The core steps are DNN-based. They are Pre-training and Classification. Pre-training aims to generate a first set of weights for the next fine-tuning step, using either an unsupervised technique (e.g., an auto-encoder) or running a supervised training on a different dataset (e.g., ImageNet). The classification step then labels each image with a class identified with a kind of lesion typical of the disease.
Each step can be implemented using different DNNs, generating different variants of the pipeline. We selected the best DNNs that have been experimented in literature for each stage, together with a systematic exploration of the hyper-parameter space, allowing a deeper search for the best model.

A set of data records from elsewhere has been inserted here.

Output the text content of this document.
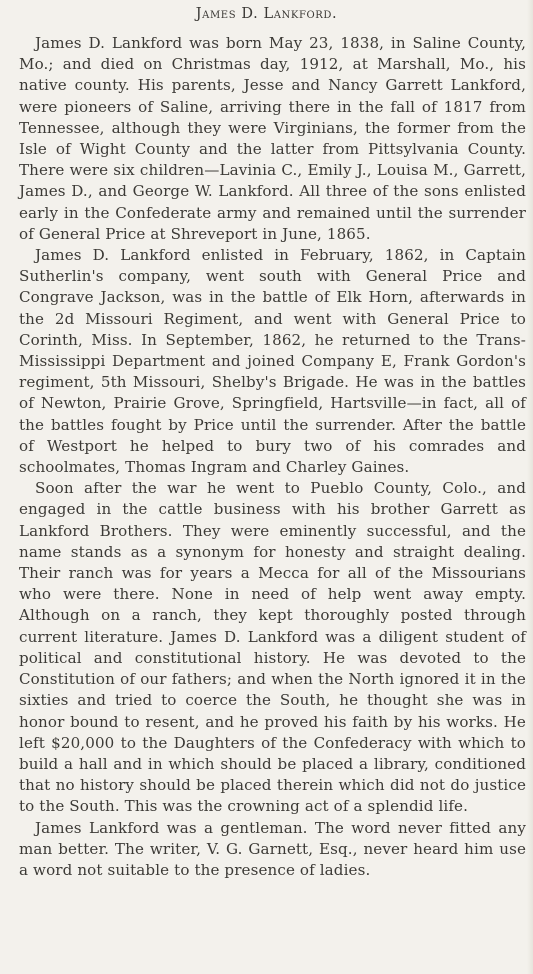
James D. Lankford.

James D. Lankford was born May 23, 1838, in Saline County, Mo.; and died on Christmas day, 1912, at Marshall, Mo., his native county. His parents, Jesse and Nancy Garrett Lankford, were pioneers of Saline, arriving there in the fall of 1817 from Tennessee, although they were Virginians, the former from the Isle of Wight County and the latter from Pittsylvania County. There were six children—Lavinia C., Emily J., Louisa M., Garrett, James D., and George W. Lankford. All three of the sons enlisted early in the Confederate army and remained until the surrender of General Price at Shreveport in June, 1865.

James D. Lankford enlisted in February, 1862, in Captain Sutherlin's company, went south with General Price and Congrave Jackson, was in the battle of Elk Horn, afterwards in the 2d Missouri Regiment, and went with General Price to Corinth, Miss. In September, 1862, he returned to the Trans-Mississippi Department and joined Company E, Frank Gordon's regiment, 5th Missouri, Shelby's Brigade. He was in the battles of Newton, Prairie Grove, Springfield, Hartsville—in fact, all of the battles fought by Price until the surrender. After the battle of Westport he helped to bury two of his comrades and schoolmates, Thomas Ingram and Charley Gaines.

Soon after the war he went to Pueblo County, Colo., and engaged in the cattle business with his brother Garrett as Lankford Brothers. They were eminently successful, and the name stands as a synonym for honesty and straight dealing. Their ranch was for years a Mecca for all of the Missourians who were there. None in need of help went away empty. Although on a ranch, they kept thoroughly posted through current literature. James D. Lankford was a diligent student of political and constitutional history. He was devoted to the Constitution of our fathers; and when the North ignored it in the sixties and tried to coerce the South, he thought she was in honor bound to resent, and he proved his faith by his works. He left $20,000 to the Daughters of the Confederacy with which to build a hall and in which should be placed a library, conditioned that no history should be placed therein which did not do justice to the South. This was the crowning act of a splendid life.

James Lankford was a gentleman. The word never fitted any man better. The writer, V. G. Garnett, Esq., never heard him use a word not suitable to the presence of ladies.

Moreover, to obtain more consistent results, we applied 5-fold cross-validation to each training process variant.
To set up experiments on the pipeline, we chose the most significant dataset publicly available related to COVID-19’s pathology course, i.e., BIMCV-COVID19+, with more than 120k images from 1300 patients. After pre-processing and segmentation phases and a filtering process to remove spurious images, a single training epoch takes on average 5 mins on the resulting dataset.
Running 50 epochs and 5-folds cross-validation on each network configuration translates in a sequential time of about 52 hours for each experiment. A high level of parallelism is needed to run the analysis at scale.

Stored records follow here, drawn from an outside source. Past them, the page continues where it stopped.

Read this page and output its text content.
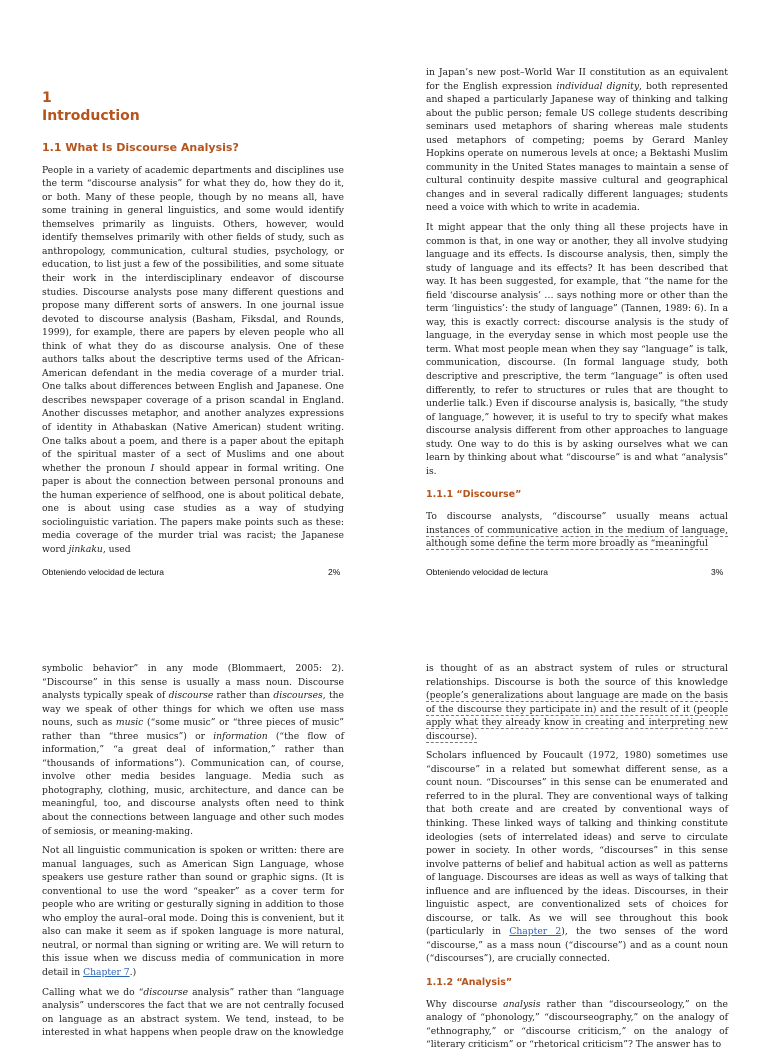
1
Introduction
1.1 What Is Discourse Analysis?

People in a variety of academic departments and disciplines use the term “discourse analysis” for what they do, how they do it, or both. Many of these people, though by no means all, have some training in general linguistics, and some would identify themselves primarily as linguists. Others, however, would identify themselves primarily with other fields of study, such as anthropology, communication, cultural studies, psychology, or education, to list just a few of the possibilities, and some situate their work in the interdisciplinary endeavor of discourse studies. Discourse analysts pose many different questions and propose many different sorts of answers. In one journal issue devoted to discourse analysis (Basham, Fiksdal, and Rounds, 1999), for example, there are papers by eleven people who all think of what they do as discourse analysis. One of these authors talks about the descriptive terms used of the African-American defendant in the media coverage of a murder trial. One talks about differences between English and Japanese. One describes newspaper coverage of a prison scandal in England. Another discusses metaphor, and another analyzes expressions of identity in Athabaskan (Native American) student writing. One talks about a poem, and there is a paper about the epitaph of the spiritual master of a sect of Muslims and one about whether the pronoun I should appear in formal writing. One paper is about the connection between personal pronouns and the human experience of selfhood, one is about political debate, one is about using case studies as a way of studying sociolinguistic variation. The papers make points such as these: media coverage of the murder trial was racist; the Japanese word jinkaku, used

Obteniendo velocidad de lectura	2%

in Japan’s new post–World War II constitution as an equivalent for the English expression individual dignity, both represented and shaped a particularly Japanese way of thinking and talking about the public person; female US college students describing seminars used metaphors of sharing whereas male students used metaphors of competing; poems by Gerard Manley Hopkins operate on numerous levels at once; a Bektashi Muslim community in the United States manages to maintain a sense of cultural continuity despite massive cultural and geographical changes and in several radically different languages; students need a voice with which to write in academia.

It might appear that the only thing all these projects have in common is that, in one way or another, they all involve studying language and its effects. Is discourse analysis, then, simply the study of language and its effects? It has been described that way. It has been suggested, for example, that “the name for the field ‘discourse analysis’ … says nothing more or other than the term ‘linguistics’: the study of language” (Tannen, 1989: 6). In a way, this is exactly correct: discourse analysis is the study of language, in the everyday sense in which most people use the term. What most people mean when they say “language” is talk, communication, discourse. (In formal language study, both descriptive and prescriptive, the term “language” is often used differently, to refer to structures or rules that are thought to underlie talk.) Even if discourse analysis is, basically, “the study of language,” however, it is useful to try to specify what makes discourse analysis different from other approaches to language study. One way to do this is by asking ourselves what we can learn by thinking about what “discourse” is and what “analysis” is.

1.1.1 “Discourse”

To discourse analysts, “discourse” usually means actual instances of communicative action in the medium of language, although some define the term more broadly as “meaningful

Obteniendo velocidad de lectura	3%

symbolic behavior” in any mode (Blommaert, 2005: 2). “Discourse” in this sense is usually a mass noun. Discourse analysts typically speak of discourse rather than discourses, the way we speak of other things for which we often use mass nouns, such as music (“some music” or “three pieces of music” rather than “three musics”) or information (“the flow of information,” “a great deal of information,” rather than “thousands of informations”). Communication can, of course, involve other media besides language. Media such as photography, clothing, music, architecture, and dance can be meaningful, too, and discourse analysts often need to think about the connections between language and other such modes of semiosis, or meaning-making.

Not all linguistic communication is spoken or written: there are manual languages, such as American Sign Language, whose speakers use gesture rather than sound or graphic signs. (It is conventional to use the word “speaker” as a cover term for people who are writing or gesturally signing in addition to those who employ the aural–oral mode. Doing this is convenient, but it also can make it seem as if spoken language is more natural, neutral, or normal than signing or writing are. We will return to this issue when we discuss media of communication in more detail in Chapter 7.)

Calling what we do “discourse analysis” rather than “language analysis” underscores the fact that we are not centrally focused on language as an abstract system. We tend, instead, to be interested in what happens when people draw on the knowledge

is thought of as an abstract system of rules or structural relationships. Discourse is both the source of this knowledge (people’s generalizations about language are made on the basis of the discourse they participate in) and the result of it (people apply what they already know in creating and interpreting new discourse).

Scholars influenced by Foucault (1972, 1980) sometimes use “discourse” in a related but somewhat different sense, as a count noun. “Discourses” in this sense can be enumerated and referred to in the plural. They are conventional ways of talking that both create and are created by conventional ways of thinking. These linked ways of talking and thinking constitute ideologies (sets of interrelated ideas) and serve to circulate power in society. In other words, “discourses” in this sense involve patterns of belief and habitual action as well as patterns of language. Discourses are ideas as well as ways of talking that influence and are influenced by the ideas. Discourses, in their linguistic aspect, are conventionalized sets of choices for discourse, or talk. As we will see throughout this book (particularly in Chapter 2), the two senses of the word “discourse,” as a mass noun (“discourse”) and as a count noun (“discourses”), are crucially connected.

1.1.2 “Analysis”

Why discourse analysis rather than “discourseology,” on the analogy of “phonology,” “discourseography,” on the analogy of “ethnography,” or “discourse criticism,” on the analogy of “literary criticism” or “rhetorical criticism”? The answer has to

Thanks to StreamFlow and its seamless integration with HPC workload managers, we were able to run the whole spectrum of training configurations for a single DNN (in particular, a DenseNet-121 model) in parallel on the CINECA MARCONI 100 HPC facility. In detail, we explored 12 combinations of hyperparameters with 5-fold cross-validation for a total of 60 experiments. All the experiments ran in parallel on the MARCONI 100 Slurm queue, requesting an NVIDIA Tesla V100 device for each of them.

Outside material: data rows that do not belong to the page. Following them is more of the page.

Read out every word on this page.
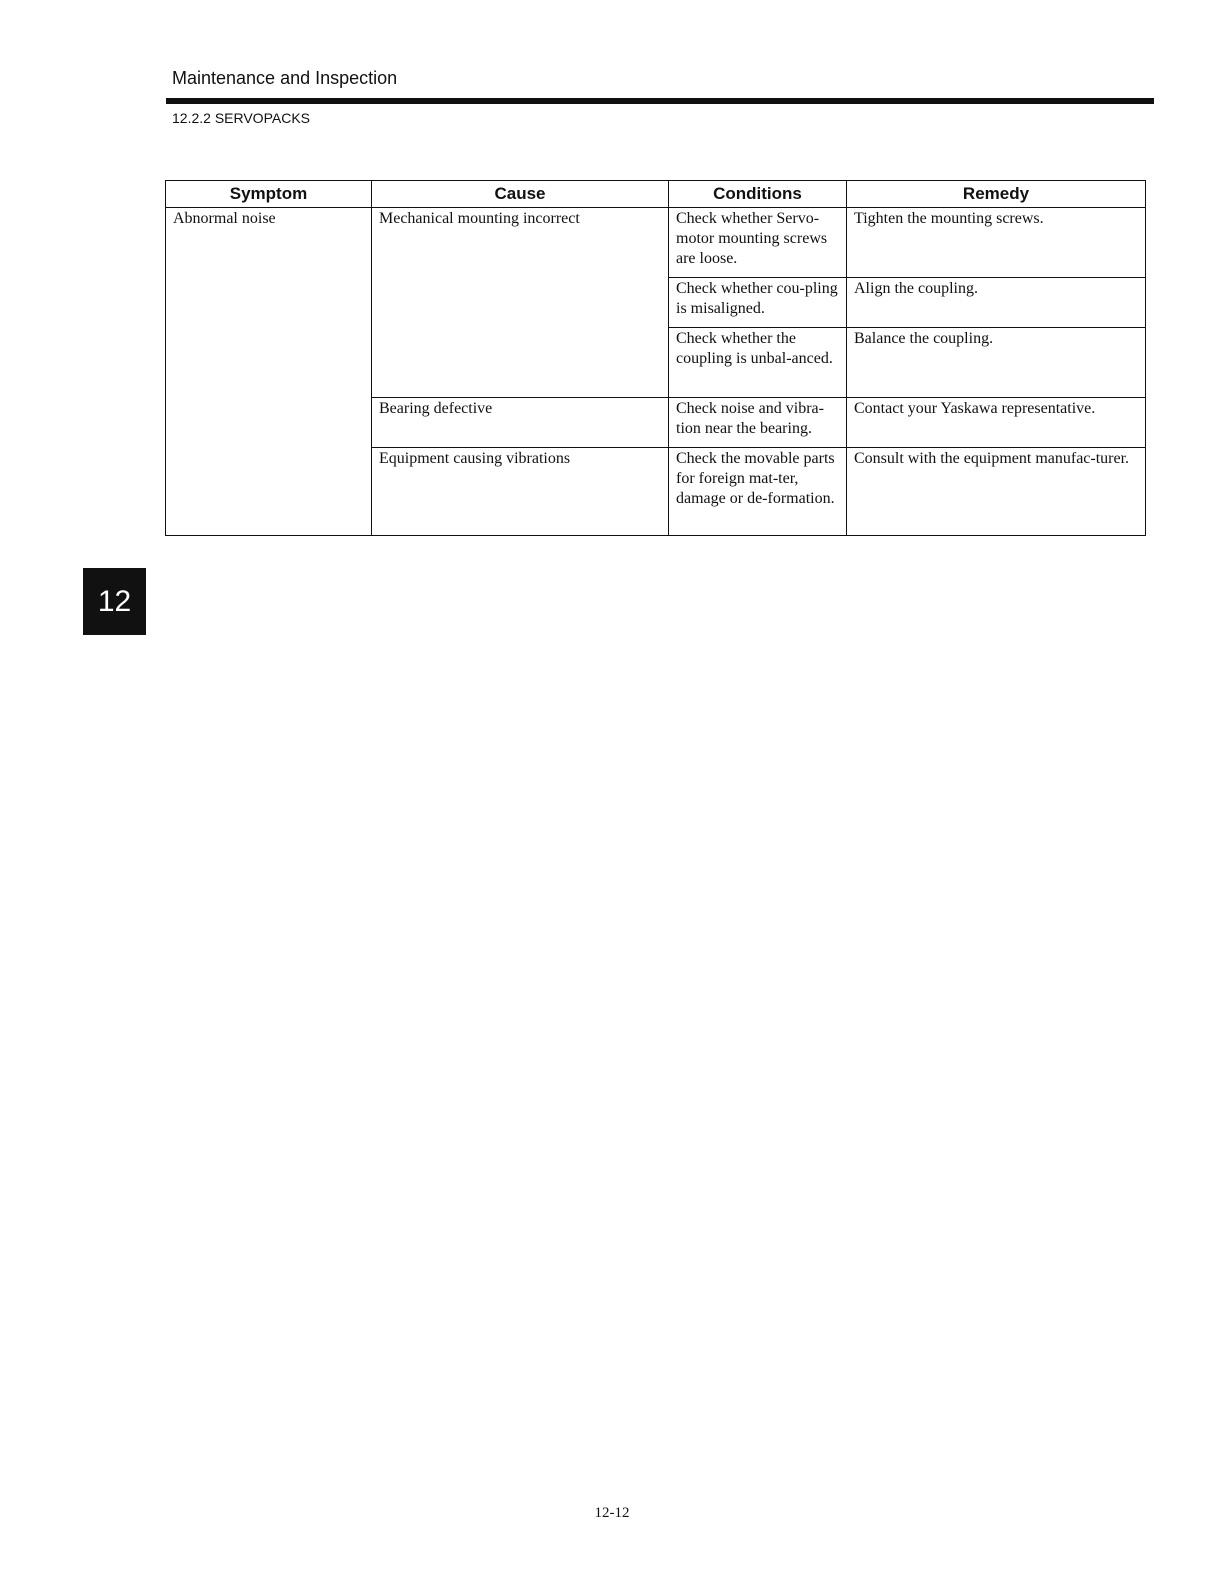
Maintenance and Inspection
12.2.2 SERVOPACKS
Symptom	Cause	Conditions	Remedy
Abnormal noise	Mechanical mounting incorrect	Check whether Servo-motor mounting screws are loose.	Tighten the mounting screws.
		Check whether cou-pling is misaligned.	Align the coupling.
		Check whether the coupling is unbal-anced.	Balance the coupling.
	Bearing defective	Check noise and vibra-tion near the bearing.	Contact your Yaskawa representative.
	Equipment causing vibrations	Check the movable parts for foreign mat-ter, damage or de-formation.	Consult with the equipment manufac-turer.
12
12-12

To further speed up the training, we introduced an early stopping criterion, terminating the training process after ten epochs without improvements in the validation accuracy. With this setting, the whole terminated after ~80 minutes, with a 33.5x speedup compared to a fully sequential run on a single NVIDIA Tesla V100.
I. Colonnelli, B. Cantalupo, R. Esposito, M. Pennisi, C. Spampinato and M. Aldinucci,
“HPC Application Cloudification: The StreamFlow Toolkit,” in 12th Workshop on Parallel Programming and Run-Time Management Techniques for Many-core Architectures and 10th Workshop on Design Tools and Architectures for Multicore Embedded Computing Platforms (PARMA-DITAM 2021), doi: 10.4230/OASIcs.PARMA-DITAM.2021.5.